19. Yüzyılda Osmanlı Başkenti Değişen İstanbul
“Zeynep Çelik, İstanbul’daki değişimi, iç içe geçmiş, karmaşık ve zaman zaman da şaşırtıcı bir teknoloji, üslup ve iktidar ilişkileri hikâyesi şeklinde ustalıkla anlatıyor.”
Paul Rabinow
Zeynep Çelik’in İstanbul literatürüne kazandırmış olduğu, “Değişen İstanbul”, İstanbul’un 19. yüzyıl’da geçirdiği değişimi anlatmaktadır.
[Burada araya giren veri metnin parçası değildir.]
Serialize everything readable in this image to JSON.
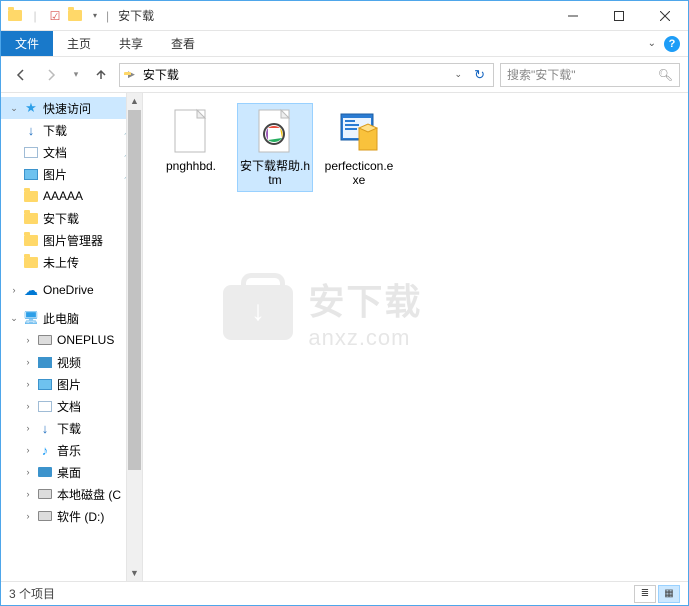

19. yüzyılın ilk yarısı Avrupa başkentlerinin gelişim dönemidir. Bu dönemde, Paris, (1853-1872) İmparator III. Napoléon ve Vali Eugéne Haussmann yönetiminde planlanmış, 1860’larda Viyana Ringstrasse çevresi geliştirilmiş ve Roma, Allessandro Viviani’nin 1882 tarihli planı uyarınca yeniden düzenlenmiştir. Osmanlı Devleti tarafından İstanbul, Avrupa şehirleri örnek alınarak değiştirilmeye çalışılmıştır. Zeynep Çelik, Batı dünyasından alınan üç icat edilmiş gelenek ile İstanbul’un çehresinin hızla dönüştürülmeye başladığını belirtmiştir. Bunlardan ilki, kent planlaması sorunlarına ilişkin kanun ve yönetmeliklerdir. İkincisi yeni çıkan kanun ve yönetmeliklerin zorlamasıyla işlenen yollar ağı, anıtsal meydanlar, düzgün sokak cepheleri ve tekdüze bir kent dokusu yaratılmasını amaçlayan kent tasarımı ilkeleridir.
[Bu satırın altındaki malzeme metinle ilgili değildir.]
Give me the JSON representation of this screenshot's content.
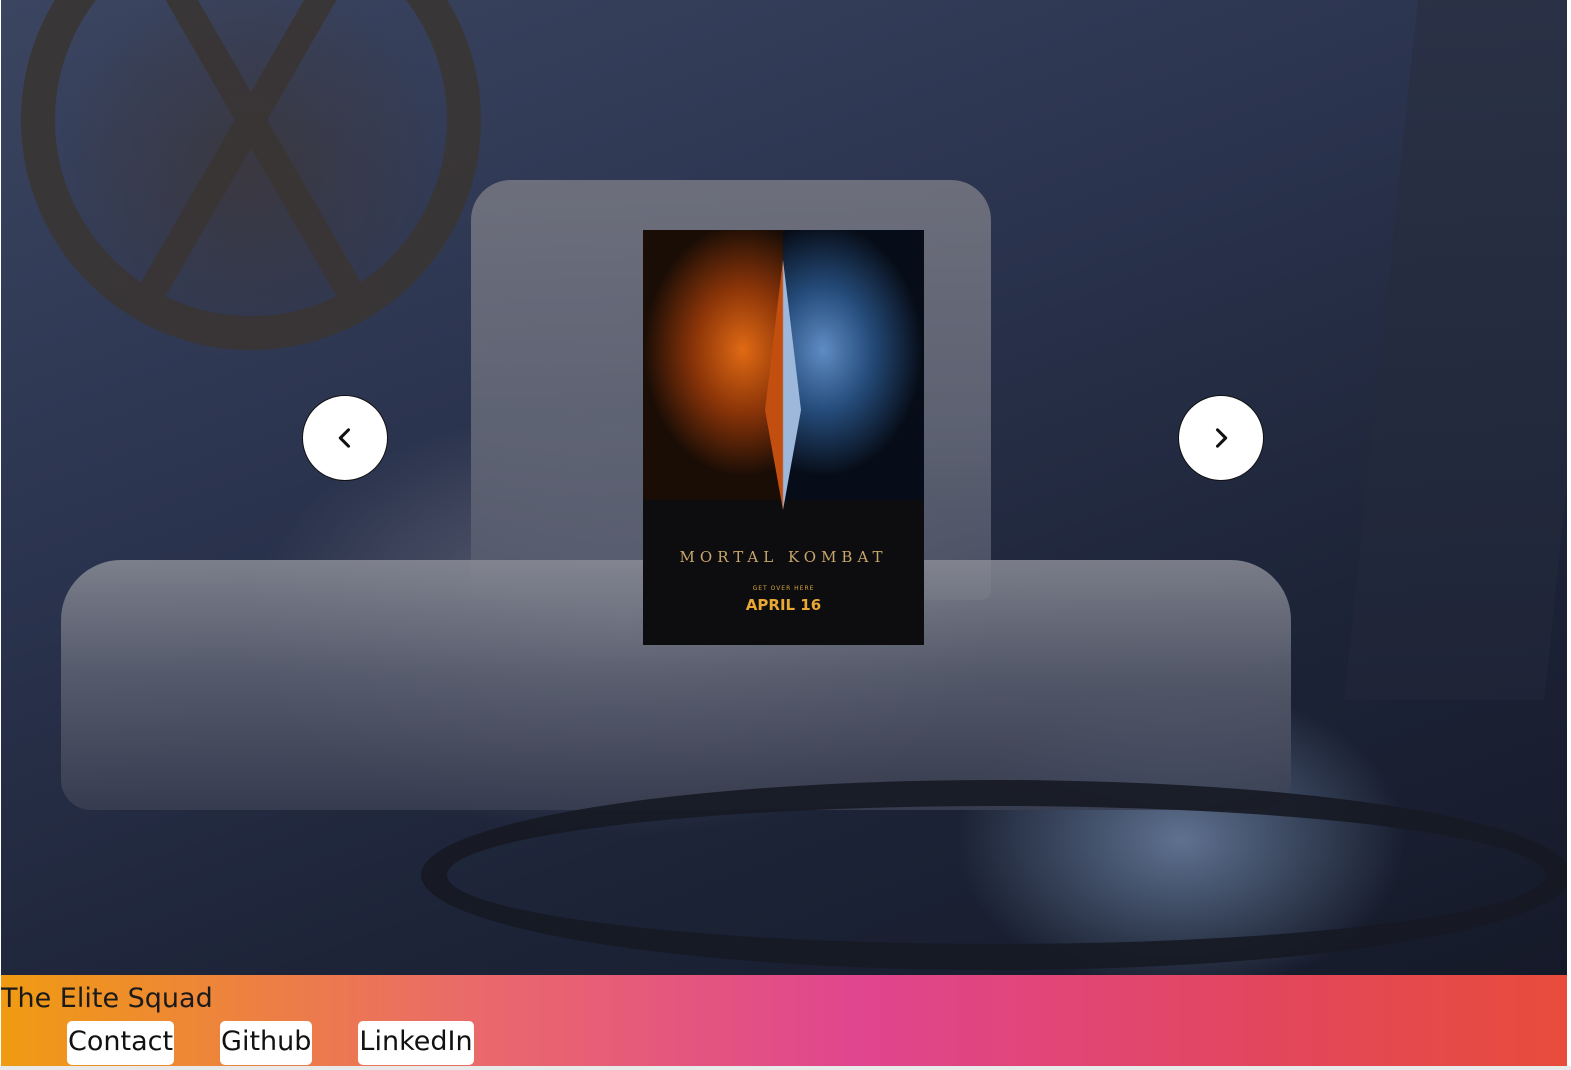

Çalışmanın ilk bölümü, İstanbul’un antik Yunan kolonisi olduğu dönemden, 1938 yılına kadar olan kentsel görünümünü ele almaktadır. İkinci bölümde Osmanlı İmparatorluğu’nun 1838-1908 yılları arasındaki İstanbul ve Avrupa modellerinin çağdaşlaşma aracı olarak benimsenmesinin getirdiği sosyoekonomik sorunlar ve nedenleri yer almaktadır. Üçüncü bölümde, Tanzimat’ın getirdiği kent formu ilkelerinin İstanbul’a uygulanmasından bahsedilmiştir. Kent içerisinde, dağınık semtler arasında iletişimin sağlanması için gerekli olan kent ulaşımı dördüncü bölümde incelenmiştir. İstanbul’da 19. yüzyılda kentin ulaşım ağı birbiriyle bağlantılı dört temel unsur olan deniz taşımacılığı, atlı tramvaylar, kısa metro hattı ve trenlerden oluşmaktaydı.
1839 Tanzimat Fermanı ilanından, 1908 II. Meşrutiyet’in ilanına kadar olan yetmiş yıl içinde, İstanbul’a yönelik üç büyük kapsamlı kent tasarımı projesi hazırlanmıştır. Van Moltke Planı, Arnodin’in Çevreyolu ve Bouvard’ın Bulvarları. Bu projelerin amacı, ulaşım ağını modernleştirmek ve Batı teknolojisi ve kültürünü esas alan kent imajı sağlamaktır. Üç proje eksiklikler ve ihmalkârlıklar dolayısıyla uygulanamamıştır. Bu &uumuuml;ç proje beşinci bölümün ana konusunu oluşturmaktadır. Altıncı bölüm, mimari üsluplar hakkında bilgi verirken ve İstanbul’da görülen neoklasik, neogotik, İslami, Art Nouveau üsluptaki eserleri incelemektedir. Zeynep Çelik, son bölümde 19. ve 20. yüzyıl İstanbul’unu tasvir etmiş ve planlama sorunlarının hala devam ettiğini belirtmiştir.